B cells bind soluable antigens, take them up, and then present the antigens to T cells. In order for a T cell to bind the B cell, it too must recognize part of the antigen. Then, the T cell’s CD40 ligand will stimulate the B cell CD40 receptor. Both signals of T cell support are needed for B cells to be activated.
How do T cells recognize antigen? Describe T cell activation.

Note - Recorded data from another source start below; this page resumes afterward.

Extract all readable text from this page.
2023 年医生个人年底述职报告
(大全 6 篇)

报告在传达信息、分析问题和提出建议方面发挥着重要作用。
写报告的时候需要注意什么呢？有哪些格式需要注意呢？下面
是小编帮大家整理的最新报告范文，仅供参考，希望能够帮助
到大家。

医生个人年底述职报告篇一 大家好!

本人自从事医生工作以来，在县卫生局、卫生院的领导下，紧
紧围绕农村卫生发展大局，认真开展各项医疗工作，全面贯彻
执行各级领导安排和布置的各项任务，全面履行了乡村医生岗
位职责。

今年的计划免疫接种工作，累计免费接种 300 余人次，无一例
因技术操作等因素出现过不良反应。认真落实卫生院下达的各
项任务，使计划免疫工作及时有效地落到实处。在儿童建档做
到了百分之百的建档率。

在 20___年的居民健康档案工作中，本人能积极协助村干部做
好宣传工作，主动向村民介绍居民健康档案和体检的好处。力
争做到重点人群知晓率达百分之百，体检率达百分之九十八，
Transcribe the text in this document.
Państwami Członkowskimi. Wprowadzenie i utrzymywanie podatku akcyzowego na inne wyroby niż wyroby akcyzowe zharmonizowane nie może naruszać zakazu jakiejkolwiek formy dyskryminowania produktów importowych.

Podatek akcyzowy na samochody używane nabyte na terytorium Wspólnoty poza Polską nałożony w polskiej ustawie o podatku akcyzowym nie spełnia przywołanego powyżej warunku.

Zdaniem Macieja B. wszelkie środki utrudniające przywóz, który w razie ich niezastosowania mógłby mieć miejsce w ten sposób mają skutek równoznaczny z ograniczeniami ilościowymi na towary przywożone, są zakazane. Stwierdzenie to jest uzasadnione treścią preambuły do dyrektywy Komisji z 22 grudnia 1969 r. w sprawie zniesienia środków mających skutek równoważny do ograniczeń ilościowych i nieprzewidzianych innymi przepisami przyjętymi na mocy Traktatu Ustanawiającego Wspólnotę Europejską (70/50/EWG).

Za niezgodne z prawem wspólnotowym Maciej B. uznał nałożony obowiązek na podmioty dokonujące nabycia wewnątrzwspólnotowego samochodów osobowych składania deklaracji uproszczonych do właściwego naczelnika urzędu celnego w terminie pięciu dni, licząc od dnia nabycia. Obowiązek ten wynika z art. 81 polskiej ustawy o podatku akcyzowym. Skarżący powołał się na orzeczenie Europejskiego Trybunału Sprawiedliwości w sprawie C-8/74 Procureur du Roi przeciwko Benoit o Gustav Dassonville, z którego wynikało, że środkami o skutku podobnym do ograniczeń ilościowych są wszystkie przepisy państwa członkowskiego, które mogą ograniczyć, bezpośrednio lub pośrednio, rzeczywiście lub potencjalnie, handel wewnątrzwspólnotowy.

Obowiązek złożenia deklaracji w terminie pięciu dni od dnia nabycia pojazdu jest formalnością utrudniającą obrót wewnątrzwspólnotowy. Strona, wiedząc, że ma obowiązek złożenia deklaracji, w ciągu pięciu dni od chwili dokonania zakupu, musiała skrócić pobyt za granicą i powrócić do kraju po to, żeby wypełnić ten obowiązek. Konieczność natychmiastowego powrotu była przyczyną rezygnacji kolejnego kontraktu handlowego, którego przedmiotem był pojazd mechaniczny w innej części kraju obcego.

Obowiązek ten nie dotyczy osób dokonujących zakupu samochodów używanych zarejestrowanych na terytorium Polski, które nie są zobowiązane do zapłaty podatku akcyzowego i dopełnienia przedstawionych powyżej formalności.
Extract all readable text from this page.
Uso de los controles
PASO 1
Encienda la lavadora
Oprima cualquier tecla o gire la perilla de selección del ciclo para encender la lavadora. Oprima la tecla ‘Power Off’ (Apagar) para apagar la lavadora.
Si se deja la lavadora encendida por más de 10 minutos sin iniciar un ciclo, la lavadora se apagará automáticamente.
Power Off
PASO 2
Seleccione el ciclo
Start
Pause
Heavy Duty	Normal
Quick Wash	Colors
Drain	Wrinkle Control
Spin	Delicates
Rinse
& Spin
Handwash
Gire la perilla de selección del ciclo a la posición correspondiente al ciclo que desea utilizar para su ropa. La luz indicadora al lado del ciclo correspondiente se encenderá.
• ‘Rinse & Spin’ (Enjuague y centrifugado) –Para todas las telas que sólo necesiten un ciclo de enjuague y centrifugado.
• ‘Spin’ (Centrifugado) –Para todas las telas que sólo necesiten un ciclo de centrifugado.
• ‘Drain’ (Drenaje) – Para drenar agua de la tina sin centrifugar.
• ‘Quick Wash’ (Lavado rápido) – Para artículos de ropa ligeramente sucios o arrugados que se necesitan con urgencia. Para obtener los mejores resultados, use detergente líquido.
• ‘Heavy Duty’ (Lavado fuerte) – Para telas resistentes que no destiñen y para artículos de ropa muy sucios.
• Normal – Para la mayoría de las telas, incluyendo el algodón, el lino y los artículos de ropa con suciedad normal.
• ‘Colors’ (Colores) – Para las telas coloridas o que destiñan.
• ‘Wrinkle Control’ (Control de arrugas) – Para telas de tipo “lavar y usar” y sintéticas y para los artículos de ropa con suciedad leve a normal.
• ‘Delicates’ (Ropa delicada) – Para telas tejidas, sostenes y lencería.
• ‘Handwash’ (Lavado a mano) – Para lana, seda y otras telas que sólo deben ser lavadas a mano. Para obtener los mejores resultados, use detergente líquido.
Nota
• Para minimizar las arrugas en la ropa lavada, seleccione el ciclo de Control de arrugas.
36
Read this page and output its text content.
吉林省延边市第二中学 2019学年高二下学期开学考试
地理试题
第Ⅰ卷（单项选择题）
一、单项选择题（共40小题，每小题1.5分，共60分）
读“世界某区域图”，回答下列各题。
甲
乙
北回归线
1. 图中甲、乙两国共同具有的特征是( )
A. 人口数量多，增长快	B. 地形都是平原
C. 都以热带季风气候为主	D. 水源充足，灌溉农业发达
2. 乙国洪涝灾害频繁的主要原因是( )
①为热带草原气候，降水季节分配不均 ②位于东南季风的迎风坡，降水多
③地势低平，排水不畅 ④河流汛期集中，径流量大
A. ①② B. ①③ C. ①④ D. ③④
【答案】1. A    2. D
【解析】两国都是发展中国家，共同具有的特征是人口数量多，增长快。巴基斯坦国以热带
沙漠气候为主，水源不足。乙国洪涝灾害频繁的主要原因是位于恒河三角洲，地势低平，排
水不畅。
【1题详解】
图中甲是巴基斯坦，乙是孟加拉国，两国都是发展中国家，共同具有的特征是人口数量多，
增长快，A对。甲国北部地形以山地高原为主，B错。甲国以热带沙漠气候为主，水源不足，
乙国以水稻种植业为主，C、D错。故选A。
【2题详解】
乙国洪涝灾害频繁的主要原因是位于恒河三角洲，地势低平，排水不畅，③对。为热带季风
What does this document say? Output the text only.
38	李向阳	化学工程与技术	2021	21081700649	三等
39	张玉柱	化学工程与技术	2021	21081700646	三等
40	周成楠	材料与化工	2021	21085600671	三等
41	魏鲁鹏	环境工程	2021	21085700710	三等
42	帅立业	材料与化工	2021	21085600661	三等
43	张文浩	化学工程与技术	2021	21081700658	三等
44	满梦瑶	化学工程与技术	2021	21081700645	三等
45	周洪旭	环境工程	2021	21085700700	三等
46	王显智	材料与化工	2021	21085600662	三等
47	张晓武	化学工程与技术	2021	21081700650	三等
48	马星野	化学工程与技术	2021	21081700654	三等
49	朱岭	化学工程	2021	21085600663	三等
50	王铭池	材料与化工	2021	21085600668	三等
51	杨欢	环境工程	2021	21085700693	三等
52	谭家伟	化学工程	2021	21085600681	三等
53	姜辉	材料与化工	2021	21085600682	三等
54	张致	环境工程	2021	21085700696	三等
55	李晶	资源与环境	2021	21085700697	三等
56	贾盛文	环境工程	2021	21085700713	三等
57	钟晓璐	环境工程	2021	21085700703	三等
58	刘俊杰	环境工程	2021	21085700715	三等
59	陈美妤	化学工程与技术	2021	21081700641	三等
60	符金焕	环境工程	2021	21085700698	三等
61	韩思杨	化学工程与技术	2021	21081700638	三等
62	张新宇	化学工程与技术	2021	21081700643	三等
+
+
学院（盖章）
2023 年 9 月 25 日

in the context of MHC complexes.
MHC class I is present on all cells except RBCs. It is recgonized by CD8 positive cells (2 CD8 molecs per cell). MHC class I presentsendogenous synthesized antigens. genetic loci are HLA-A, HLA-B, and HLA-C.
MHC class II is present on professional antigen presenting cells. It is recognized by CD4 positive cells (one CD4 molec with 2 subunits). Loci are on HLA-DR, LHA-DP and HLA DQ.
T cells need a second signal (ex. stim of CD28)- signal 1 w/o signal 2 = T cell anergy
If a diseases is MHC linked, T cells must play some role.
What are the genetic associations with rheumatoid arthritis?
an inflammatory arthritis associated with MHC II (HLA DR4). We think this arthritis involves a molecular mimicry phenomenon on the T cell side: pathogen peptides cause T cell activation, but there are self-peptide mimics in the same HLA that are also targeted by activated T cells. Type II collagen may be that mimic peptide.
(There are 4 walls in a rheum)
spondyloarthropathies: genetic associations
associated with MHC I (HLA B27)
Th1 cells: secretion, function, inhibition. What do they bind?
Th1: secretes IFN-gamma. activate macrophages and cytotoxic T cells. Inhibited by IL-4 and IL10 from Th2 cells. macrophages release IL-12 to stimulate T cells to differentiate into Th1 cells- and Th1 cells stimulate macrophages via IFN-gamma.
binds MHC II on antigen presenting cells.